Impact of antibiotic changes in empirical therapy on antimicrobial resistance in intensive care unit-acquired infections

We conducted a one-year prospective study on intensive care unit (ICU)-acquired infections and antimicrobial resistance patterns in an 18-bed medical-surgical ICU of a tertiary-care university hospital. We divided the study into two six-month periods in order to evaluate the impact of antibiotic changes in empirical therapy on antimicrobial resistance profiles of the principal isolated micro-organisms. In the first period no changes were made to the previously applied empirical antibiotic protocol; at the end of this period we found high rates of methicillin resistance (MR) among staphylococci, 93% for Staphylococcus aureus (69 isolates) and 79% for coagulase-negative staphylococci (CNS) (48 isolates), and of multiple drug resistance for Pseudomonas aeruginosa (57 isolates), in particular 67% resistance to piperacillin/tazobactam (PIP/TZ). We therefore decided to substitute PIP/TZ with imipenem in nosocomial pneumonia and with cefepime plus metronidazole in peritonitis.

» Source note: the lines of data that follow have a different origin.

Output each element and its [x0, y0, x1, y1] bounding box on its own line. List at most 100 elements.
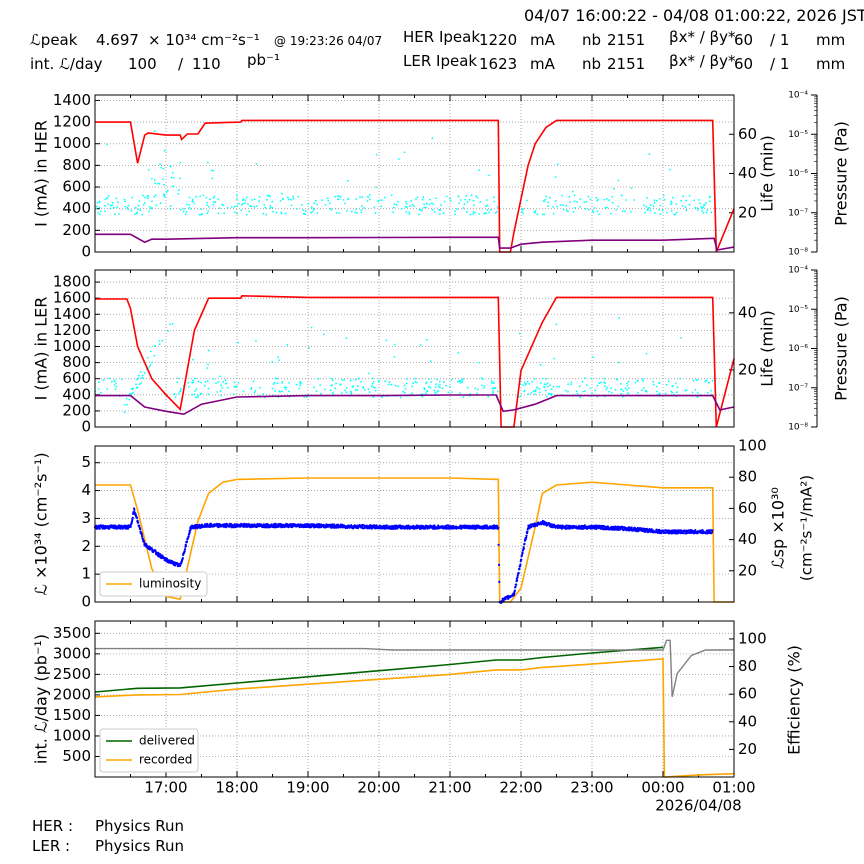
- pressure-point: [98, 381, 100, 383]
- pressure-point: [590, 377, 593, 380]
- pressure-point: [253, 205, 256, 208]
- luminosity-line: [95, 477, 734, 603]
- pressure-point: [137, 377, 140, 380]
- intl-unit: pb⁻¹: [247, 51, 280, 69]
- pressure-point: [624, 387, 627, 390]
- pressure-point: [597, 198, 600, 201]
- pressure-point: [115, 385, 118, 388]
- pressure-point: [235, 198, 238, 201]
- pressure-point: [349, 390, 352, 393]
- pressure-point: [354, 389, 357, 391]
- pressure-point: [176, 381, 179, 384]
- pressure-point: [680, 337, 682, 339]
- ler-current-unit: mA: [530, 55, 555, 73]
- pressure-point: [338, 212, 341, 214]
- pressure-point: [624, 199, 627, 201]
- y-tick-label: 1000: [53, 134, 91, 152]
- y2-tick-label: 60: [738, 499, 757, 517]
- pressure-point: [190, 208, 192, 210]
- pressure-point: [169, 205, 172, 208]
- pressure-point: [570, 383, 572, 386]
- pressure-point: [149, 205, 151, 208]
- pressure-point: [107, 195, 110, 197]
- pressure-point: [418, 208, 421, 211]
- pressure-point: [111, 380, 113, 383]
- pressure-point: [151, 177, 153, 180]
- pressure-point: [528, 383, 531, 385]
- pressure-point: [492, 387, 495, 390]
- pressure-point: [135, 383, 138, 386]
- pressure-point: [234, 211, 236, 214]
- pressure-point: [664, 392, 667, 395]
- pressure-point: [329, 389, 332, 392]
- specific-lumi-point: [518, 565, 522, 568]
- pressure-point: [663, 198, 666, 201]
- specific-lumi-point: [135, 516, 139, 520]
- pressure-point: [648, 153, 651, 156]
- pressure-point: [603, 198, 606, 201]
- pressure-point: [111, 201, 114, 204]
- pressure-point: [496, 210, 498, 213]
- pressure-point: [393, 356, 396, 358]
- pressure-tick-label: 10⁻⁸: [788, 423, 808, 433]
- pressure-point: [153, 354, 156, 357]
- pressure-point: [172, 177, 175, 179]
- pressure-point: [113, 384, 116, 386]
- pressure-point: [143, 202, 146, 204]
- pressure-point: [670, 390, 673, 393]
- pressure-point: [584, 207, 587, 210]
- pressure-point: [222, 204, 225, 207]
- pressure-point: [247, 203, 249, 205]
- pressure-point: [494, 387, 497, 389]
- pressure-point: [308, 347, 310, 349]
- pressure-point: [281, 197, 284, 200]
- pressure-point: [408, 213, 411, 216]
- pressure-point: [131, 196, 134, 199]
- specific-lumi-point: [108, 527, 111, 530]
- pressure-tick-label: 10⁻⁴: [788, 266, 808, 276]
- pressure-point: [320, 392, 322, 395]
- pressure-point: [684, 206, 687, 209]
- pressure-point: [429, 203, 431, 206]
- pressure-point: [286, 343, 289, 346]
- pressure-point: [217, 198, 220, 201]
- pressure-point: [241, 203, 243, 206]
- pressure-point: [521, 208, 524, 211]
- pressure-point: [610, 387, 612, 389]
- pressure-point: [483, 212, 485, 215]
- specific-lumi-point: [371, 526, 374, 529]
- pressure-point: [429, 386, 432, 389]
- pressure-point: [565, 389, 567, 392]
- pressure-point: [236, 205, 239, 207]
- pressure-point: [494, 212, 497, 214]
- pressure-point: [372, 396, 375, 398]
- pressure-point: [518, 332, 521, 335]
- pressure-point: [578, 385, 581, 388]
- pressure-point: [179, 177, 181, 180]
- pressure-point: [694, 388, 697, 391]
- y2-tick-label: 60: [738, 685, 757, 703]
- pressure-point: [697, 392, 699, 394]
- pressure-point: [126, 206, 129, 209]
- y-tick-label: 2000: [53, 685, 91, 703]
- pressure-point: [695, 378, 698, 381]
- pressure-point: [194, 390, 196, 392]
- her-status-label: HER :: [32, 817, 74, 835]
- pressure-point: [332, 391, 334, 394]
- pressure-point: [585, 384, 588, 386]
- specific-lumi-point: [224, 526, 228, 529]
- pressure-point: [433, 389, 436, 392]
- y-tick-label: 1: [81, 565, 91, 583]
- pressure-point: [592, 211, 595, 214]
- pressure-point: [414, 381, 417, 383]
- pressure-point: [589, 198, 592, 201]
- pressure-point: [436, 391, 438, 393]
- pressure-point: [652, 383, 655, 386]
- pressure-point: [702, 206, 705, 209]
- pressure-point: [207, 363, 209, 366]
- pressure-point: [579, 205, 581, 208]
- pressure-point: [562, 204, 564, 207]
- pressure-point: [96, 201, 99, 204]
- pressure-point: [486, 209, 489, 211]
- pressure-point: [146, 195, 149, 198]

We also considered the previous use of amoxicillin/clavulanate (AM/CL) at admission in critically ill patients inadequate; we therefore advised that no antibiotics should be given unless fever developed and eventually to replace AM/CL with trimethoprim/sulfamethoxazole (TMP/SMX). At the end of this intervention period, we observed a significant decrease of S. aureus MR (93 vs. 73%, P = 0.003) and of P. aeruginosa resistance to PIP/TZ (67 vs. 29%, P < 0.001). A reduction in MR was also seen in CNS (79 vs. 64%, P = 0.09). Other resistance patterns also improved among staphylococci; in contrast P. aeruginosa resistance to imipenem increased in the second period (24 vs. 41%, P = 0.06). A non-premeditated change of antibiotics in empirical therapy, on the basis of detected resistance patterns, provided promising results in reducing some antimicrobial resistance rates. We believe, however, that antibiotic changes must be tailored to local microbiological situation monitoring, and that a repeated rotation is crucial to limit the emergence of new resistance profiles. Furthermore the adoption of this policy should be accompanied by other infection control practices aimed at reducing antimicrobial resistance and nosocomial infection rates.